これらの事実はゴーンが海外逃走して発言が自由になった時点で初めて明かされた事実である。日本のマスコミはこの報道があっても何も関心を示さない。感覚麻痺以前の問題である。否、検察リーク情報で有罪一色の報道だから、無実を示す真実が出てくれば、無視・黙殺するしか手が無いというのが実情である。

ケリーの場合はもっと陰謀は赤裸々に行われた。来日の予定がなかったため、陰謀でおびき出し、すぐさま逮捕したことが当初から報道された。紛れもない推定有罪報道である。

 逮捕状発布手続から見える陰謀

逮捕状は犯罪の嫌疑とそれを一応証明する証拠の提示を令状裁判官に示して発布される。ゴーンの被疑事実は有報の重要事項虚偽記載罪である。つまり、その証拠資料には会社所有の会計資料が中心に含まれている。

会社所有の会計資料は取締役会または代表権者の承諾によってのみ第三者・検察警察に任意提供される。日産の代表権者であったゴーンとケリーが知らない間に証拠資料が任意提出されたのであるから、これは窃盗行為であり、陰謀である。誰が検察に任意提出したのか。

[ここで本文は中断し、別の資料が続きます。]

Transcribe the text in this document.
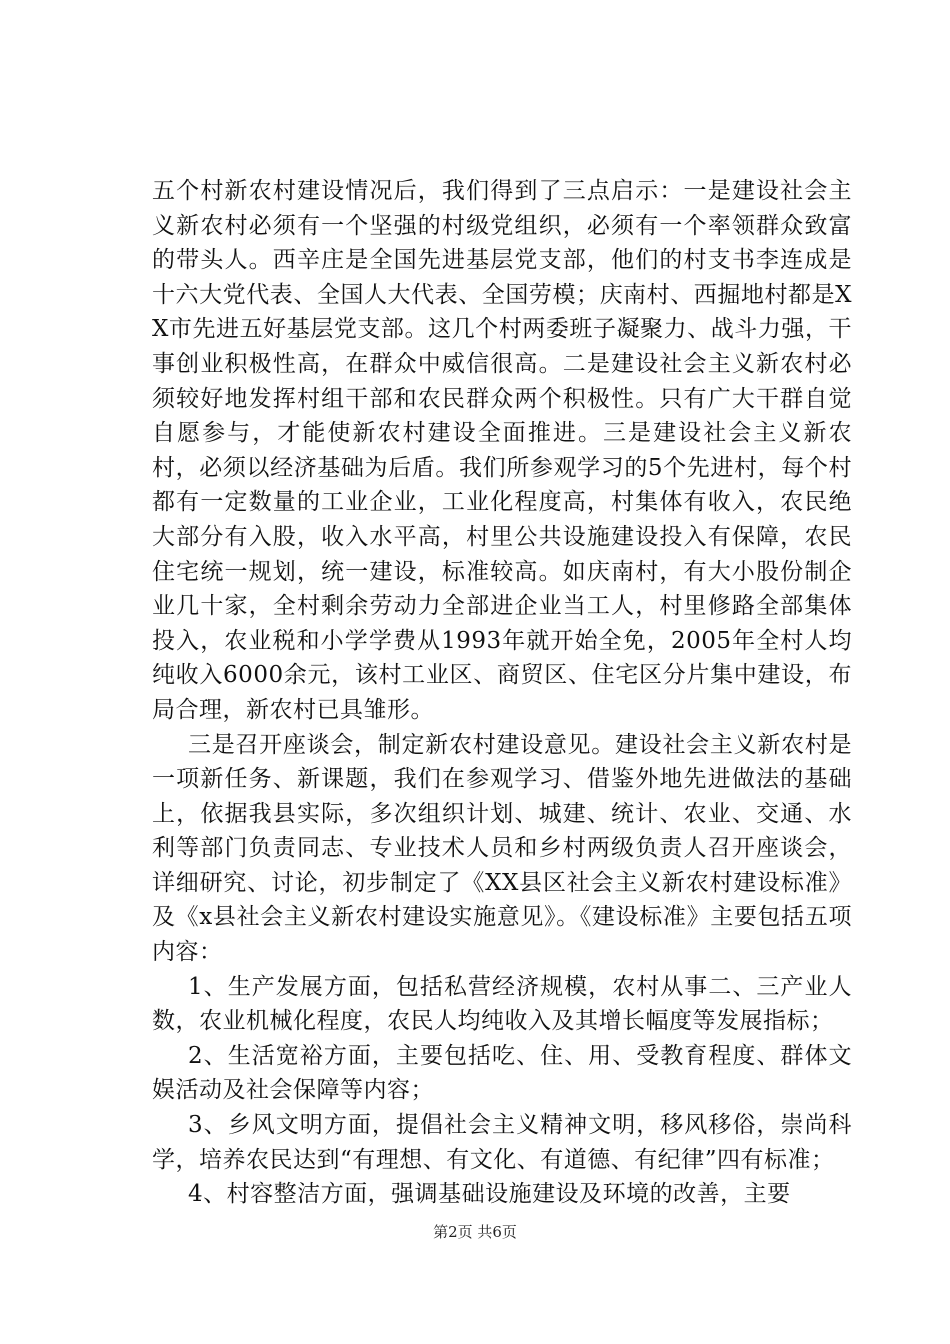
五个村新农村建设情况后，我们得到了三点启示：一是建设社会主义新农村必须有一个坚强的村级党组织，必须有一个率领群众致富的带头人。西辛庄是全国先进基层党支部，他们的村支书李连成是十六大党代表、全国人大代表、全国劳模；庆南村、西掘地村都是XX市先进五好基层党支部。这几个村两委班子凝聚力、战斗力强，干事创业积极性高，在群众中威信很高。二是建设社会主义新农村必须较好地发挥村组干部和农民群众两个积极性。只有广大干群自觉自愿参与，才能使新农村建设全面推进。三是建设社会主义新农村，必须以经济基础为后盾。我们所参观学习的5个先进村，每个村都有一定数量的工业企业，工业化程度高，村集体有收入，农民绝大部分有入股，收入水平高，村里公共设施建设投入有保障，农民住宅统一规划，统一建设，标准较高。如庆南村，有大小股份制企业几十家，全村剩余劳动力全部进企业当工人，村里修路全部集体投入，农业税和小学学费从1993年就开始全免，2005年全村人均纯收入6000余元，该村工业区、商贸区、住宅区分片集中建设，布局合理，新农村已具雏形。

三是召开座谈会，制定新农村建设意见。建设社会主义新农村是一项新任务、新课题，我们在参观学习、借鉴外地先进做法的基础上，依据我县实际，多次组织计划、城建、统计、农业、交通、水利等部门负责同志、专业技术人员和乡村两级负责人召开座谈会，详细研究、讨论，初步制定了《XX县区社会主义新农村建设标准》及《x县社会主义新农村建设实施意见》。《建设标准》主要包括五项内容：

1、生产发展方面，包括私营经济规模，农村从事二、三产业人数，农业机械化程度，农民人均纯收入及其增长幅度等发展指标；

2、生活宽裕方面，主要包括吃、住、用、受教育程度、群体文娱活动及社会保障等内容；

3、乡风文明方面，提倡社会主义精神文明，移风移俗，崇尚科学，培养农民达到“有理想、有文化、有道德、有纪律”四有标准；

4、村容整洁方面，强调基础设施建设及环境的改善，主要

第2页 共6页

少し考えて叩けば、ぼろぼろ埃の出る検察の捜査であるが、リーク情報にたよりきっている日本のマスコミには無理な作業と見える。外国の記者には、おぼろげながら冤罪の概要が見えてきているに違いない。

 日産法人の追加的起訴に見える陰謀

 日産は有報虚偽記載罪については主犯である。最初に先ず行政処分を受け、次に刑事処分としての罰金刑をを受ける。刑事処分について取締役まで刑事処分する場合はその虚偽記載が証券取引に重大な被害を与え、刑事処分もやむなしとの事情がある場合であって、しかもそれは当該有報を承認した役員全員でなければならない。

当然、内部監査役も含まれる。如何なる意味でもゴーンとケリーの2名に限定される合理的法的根拠はない。全く処罰の順序が逆であり恣意的で偏頗である。特に、後れて起訴された日産法人がいち早く罪状を認めたことがなによりも陰謀であることを如実に物語っている。通常なら、ゴーン、ケリーが争っているのだから、本来同罪の残りの取締役ら役員も争うのが道理である。

 陰謀は長期間にわたって練られている

ゴーンやケリーを日産から追放するには有報虚偽記載罪では明らかに無理である。そこで陰謀者らはもっと重罪である特別背任罪での責任追及を考えた。この犯罪であれば大株主のルノーもゴーンを擁護できない。そこで特別背任罪の証拠を収集するためには何が何でも日産本社や外国支社に強制捜査ができる糸口となる犯罪で先ず逮捕起訴するしかない。

この強制捜査の口実となったのが、形式犯の有価証券報告書重要事項虚偽記載罪であった。
しかしもともと犯罪でないものを犯罪として検挙したものだから、本丸の特別背任罪の有力な決定的証拠を入手する前に破綻してしまった。これは検察がグローバル企業の命運をも左右した冤罪事件として歴史に残る大事件である。

 沈黙を守る監督官庁    -残された疑問-

金商法違反(有報虚偽記載罪)と会社法違反(特別背任罪)とでは全く監督官庁の立場は異なる。事実、ゴーンの個人的取引である金融派生商品の名義付替え問題についてはSECは疑義を示し、是正された。それにも拘わらず検察は起訴した。

第一の特別背任容疑である。問題は第二の特別背任容疑である。これは完全に正常な取引の外形があるため、犯罪を立証するためには、ゴーンと日産から販売奨励金を受けた販売代理店のオーナーとの間に、支給された販売奨励金に関する事前の分け前契約の存在が必要となる。これは性質上、完全な自白証拠しかあり得ない。

ゴーンが一貫してそのような秘密の分け前契約など存在しないと主張する一方、検察が長期拘束してまでも自白を強要したことは、もし、販売代理店オーナーの自白がとれていない限り完全な冤罪となる。ゴーンが居住を制限され、自由な行動が一切許されなかったことはこのオーナーに接触を図ることを禁止するためであった。

 やがてこのオーナーの自白の有無を含め真実が明らかとなるであろう。